On the Go Direct Voltage, press the power button once. The LED will blink red.Launch the Graphical Analysis App. Click Sensor Data Collection. Now select GDX-VOLT from the list (if you have more than one device, select the serial number corresponding to that on the case). The LED on the Voltage probe will now blink Green. Click/Tap* DONE.*

Select ‘Mode’ from the bottom left of the window. Change the sample rate to 100 samples/s and End Collection to 60s (time constants will range between 0.05 and 10 seconds). Click/Tap* DONE. *You are now ready to Collect your first voltage data.
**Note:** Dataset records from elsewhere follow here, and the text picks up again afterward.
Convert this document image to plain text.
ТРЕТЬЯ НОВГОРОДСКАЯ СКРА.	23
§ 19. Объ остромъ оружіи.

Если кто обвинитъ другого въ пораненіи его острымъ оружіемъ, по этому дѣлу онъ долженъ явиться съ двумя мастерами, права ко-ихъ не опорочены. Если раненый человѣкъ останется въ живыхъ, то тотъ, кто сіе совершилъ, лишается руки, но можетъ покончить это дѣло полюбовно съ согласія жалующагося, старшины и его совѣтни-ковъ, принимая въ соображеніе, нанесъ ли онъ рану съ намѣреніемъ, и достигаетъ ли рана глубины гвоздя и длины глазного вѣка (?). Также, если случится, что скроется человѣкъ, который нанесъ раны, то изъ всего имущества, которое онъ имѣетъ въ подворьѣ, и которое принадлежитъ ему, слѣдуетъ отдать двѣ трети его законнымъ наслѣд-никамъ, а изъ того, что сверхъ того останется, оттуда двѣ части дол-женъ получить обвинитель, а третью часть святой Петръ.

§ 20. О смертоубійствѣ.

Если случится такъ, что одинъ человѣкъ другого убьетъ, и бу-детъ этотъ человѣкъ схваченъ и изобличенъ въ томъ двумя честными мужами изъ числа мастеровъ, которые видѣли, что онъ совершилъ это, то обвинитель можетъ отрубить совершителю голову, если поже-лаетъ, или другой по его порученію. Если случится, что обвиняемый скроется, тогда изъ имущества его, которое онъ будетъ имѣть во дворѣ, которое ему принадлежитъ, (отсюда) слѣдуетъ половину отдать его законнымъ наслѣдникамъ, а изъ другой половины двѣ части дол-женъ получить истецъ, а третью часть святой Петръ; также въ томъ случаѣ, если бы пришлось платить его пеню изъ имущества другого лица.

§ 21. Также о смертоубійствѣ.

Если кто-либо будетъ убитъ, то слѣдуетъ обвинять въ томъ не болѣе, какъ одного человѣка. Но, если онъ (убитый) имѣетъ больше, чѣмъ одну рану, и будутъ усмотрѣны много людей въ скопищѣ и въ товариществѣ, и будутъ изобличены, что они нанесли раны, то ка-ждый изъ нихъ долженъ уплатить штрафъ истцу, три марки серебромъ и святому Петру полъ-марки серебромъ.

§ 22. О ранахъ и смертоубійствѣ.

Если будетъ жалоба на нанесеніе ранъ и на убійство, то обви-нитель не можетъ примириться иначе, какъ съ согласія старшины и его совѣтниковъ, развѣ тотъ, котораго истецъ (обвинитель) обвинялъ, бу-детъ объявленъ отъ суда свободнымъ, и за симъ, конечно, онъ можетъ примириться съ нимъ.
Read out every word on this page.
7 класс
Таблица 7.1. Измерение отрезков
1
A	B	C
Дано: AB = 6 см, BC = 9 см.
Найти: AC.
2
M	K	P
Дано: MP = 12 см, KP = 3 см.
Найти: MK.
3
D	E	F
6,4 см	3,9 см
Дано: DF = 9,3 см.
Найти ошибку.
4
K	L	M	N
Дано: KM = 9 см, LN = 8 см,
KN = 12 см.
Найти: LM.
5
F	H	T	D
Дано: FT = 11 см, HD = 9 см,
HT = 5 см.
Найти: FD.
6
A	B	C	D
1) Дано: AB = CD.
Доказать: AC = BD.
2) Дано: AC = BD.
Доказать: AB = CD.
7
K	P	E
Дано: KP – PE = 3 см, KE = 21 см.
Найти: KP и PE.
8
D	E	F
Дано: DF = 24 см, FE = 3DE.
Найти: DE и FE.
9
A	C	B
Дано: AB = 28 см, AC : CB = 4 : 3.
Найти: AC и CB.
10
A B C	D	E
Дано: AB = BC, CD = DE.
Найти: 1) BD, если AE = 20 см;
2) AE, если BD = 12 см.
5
Switch the switch so it touching position 32 to charge the capacitor. Press *COLLECT. *After the Capacitor has fully charged switch the switch to position 34. The Capacitor will now discharge. The data will automatically stop collecting after 60 seconds.

### Analysis

On completion the graph will auto-scale. Click on the windowed icon, top right and select ‘Table’. Click on the ellipsis in the Potential column header and choose ‘Add Calculated Column’. In the ‘Expression’ box choose ‘A ln(X), leaving A as 1.

Switch back to 1 graph, using the window icon, top right. Click in the x-axis label and select both Potential V and Natural Log V. For the time after discharge began, the Voltage should be given by:

V(t) = V_{0} e^{-t/RC}

So the natural log form gives us:

*ln(V(t)) = – (1/RC)t + ln(V**0)*

If the section of the line corresponding to the discharge period is straight, then we can conclude that the graph is exponential. To determine the gradient, which is equal to -1/*RC*, click and drag over the straight section of the ln (*V*) graph. Click on the ‘graph tools’ icon, bottom left, and choose ‘view statistics’. Record the values Δ*Y* and Δ*X* and hence calculate the gradient and the value *RC*.

Repeat the experiment for different values of *R* and *C*, recording the calculated time constant for each pair

### Extension

Measure the resistance of each resistor with a multimeter.

For each RC pair, calculate the capacitance using the measured values of RC and R.

*C = T/R*

Compare the measured value of capacitance to that stated on the capacitor and compare to the claimed tolerance of the component.